In the recent Fair Work Commission appeal case of DL Employment Pty Ltd v Australian Manufacturing Workers' Union  FWCFB 7946, the Full Bench ruled that six employees of a Darrell Lea sweet manufacturing facility at Kogarah were entitled to redundancy payments when they refused to move to a new site 34km away.
In 2012, Darrell Lea went under voluntary administration. DL Employment Pty Ltd (DLE) purchased the business and made offers of employment to transferring employees (Contracts), who were also covered by an enterprise agreement (Darrell Lea Agreement). The Contracts contained a clause that allowed DLE to require the employees to work at a different site if the company's operations were moved (Location Clause). Relevantly, the Darrell Lea Agreement contained a "no extra claims" clause, a collective bargaining clause (relating to renewal, extension, variation or renegotiation of the agreement) and a clause that stated no employees shall be employed other than under the terms of the DLE Agreement (Comprehensive Clause). However, it did not contain any specific provision regarding location of work.
In 2014, DLE notified its employees that the Kogarah site would be closed and workers relocated to Ingleburn. A $70 travel allowance and bus service was to be provided for dayshift workers for 12 months. A number of the employees objected to working at Ingleburn but DLE maintained that it had a contractual right to require the relocation.
The AMWU subsequently notified a dispute to the Fair Work Commission (FWC), contending that:
- the employees positions were redundant as a result of the closure of the Kogarah site;
- the offers of alternative employment at Ingleburn was not acceptable alternative employment within the meaning of section 120 of the Fair Work Act 2009 (FW Act), which deals with variations to redundancy pay obligations when an employer obtains acceptable alternative employment; and
- certain production employees who could not relocate to Ingleburn due to personal circumstances were entitled to redundancy pay.

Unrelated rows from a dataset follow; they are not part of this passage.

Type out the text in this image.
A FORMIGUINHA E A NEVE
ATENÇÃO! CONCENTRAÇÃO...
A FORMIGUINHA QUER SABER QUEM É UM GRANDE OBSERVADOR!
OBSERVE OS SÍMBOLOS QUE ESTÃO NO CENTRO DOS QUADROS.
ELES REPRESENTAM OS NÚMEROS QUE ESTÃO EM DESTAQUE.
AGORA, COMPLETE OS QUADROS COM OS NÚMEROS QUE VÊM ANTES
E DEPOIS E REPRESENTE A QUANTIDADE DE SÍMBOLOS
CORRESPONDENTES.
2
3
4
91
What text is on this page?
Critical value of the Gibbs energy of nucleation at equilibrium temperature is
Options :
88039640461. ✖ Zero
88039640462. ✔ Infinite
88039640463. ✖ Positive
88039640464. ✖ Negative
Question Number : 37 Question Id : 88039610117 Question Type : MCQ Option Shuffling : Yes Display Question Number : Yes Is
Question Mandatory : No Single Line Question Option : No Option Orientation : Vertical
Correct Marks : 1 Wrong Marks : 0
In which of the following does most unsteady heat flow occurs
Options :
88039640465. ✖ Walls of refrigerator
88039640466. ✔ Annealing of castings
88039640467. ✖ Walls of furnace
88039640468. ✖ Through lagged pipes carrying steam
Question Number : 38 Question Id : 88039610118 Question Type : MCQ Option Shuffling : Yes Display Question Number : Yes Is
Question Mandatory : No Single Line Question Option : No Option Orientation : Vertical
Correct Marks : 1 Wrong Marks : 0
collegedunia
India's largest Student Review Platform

Senior Deputy President Lea Drake agreed with the AMWU and six employees were awarded redundancy pay. DLE appealed to the full bench of the FWC.
The Full Bench decision
Was DLE permitted to direct the employees to relocate?
The Full Bench stated that the Comprehensive Clause was a "permitted matter" (for the purposes of being valid under the FW Act) in the Darrell Lea Agreement and that the clause validly operated to displace any contractual rights and obligations that were inconsistent with or not contained in the Darrell Lea Agreement. When considered in conjunction with the "no extra claims" clause, the Full Bench held that the Darrell Lea Agreement was intended to set out in a "comprehensive and prescriptive fashion" the terms and conditions of employment. However, the Darrell Lea Agreement did not displace the employment contract that "created" the employment relationship.
As a result, the Location Clause was displaced and rendered inoperative because it conferred a right upon DLE which was not contained in the Darrell Lea Agreement and it was also inconsistent with the terms of the Agreement (which contained a number of "strong textual and extrinsic indications" that it did not contemplate relocation from Kogarah).
Did DLE repudiate the contract of employment?
The Full Bench ruled that the closure of the Kogarah facility and DLE's "purported direction" for the employees to transfer to Ingleburn constituted a repudiation of their contracts of employment because the breach went to the root of the employees' contracts. In coming to this conclusion, the FWC considered factors such as the additional distance, the significant additional travelling time (40-55 minutes one-way with traffic) and the extent of the "consequential disruption to the long-established patterns of the [employees'] personal lives and circumstances" (e.g. being close to home to assist elderly or disabled family members at short notice).
The employees were entitled to redundancy payments
It was held that the employees' contracts of employment were repudiated and this repudiation was accepted when the employees refused to comply with the direction to relocate. As a result it was further held that their employment was terminated due to redundancy. Accordingly the employees were entitled to redundancy payments under the relevant enterprise agreement.
Did DLE obtain acceptable alternative employment for the employees?
Often enterprise agreements contain clauses which allow an employer to apply to the FWC to vary the redundancy pay obligation if the employer obtains acceptable alternative employment for the employee. Section 120 of the FW Act also contains a similar provision but it only applies to NES redundancy entitlements, not more generous redundancy entitlements prescribed in an enterprise agreement. As the relevant enterprise agreement did not include such a provision, the term requiring a redundancy entitlement to be paid to the employees was "unencumbered" by section 120 of the FW Act and there was no mechanism by which to reduce it even if acceptable employment was obtained. Therefore the question as to whether the employees had been offered reasonable or acceptable alternative employment was irrelevant.
Implications for employers
This case highlights the importance of:
- ensuring that contracts of employment are consistent with the terms of an enterprise agreement;
- understanding the significant impact that clauses like the Comprehensive Clause can have on operational matters, including the securing of additional rights under employment contracts; and
- ensuring that any enterprise agreement that provides for redundancy entitlements more generous than statutory redundancy payments includes a provision which allows application to the FWC to vary redundancy pay when the employer has obtained acceptable or reasonable alternative employment.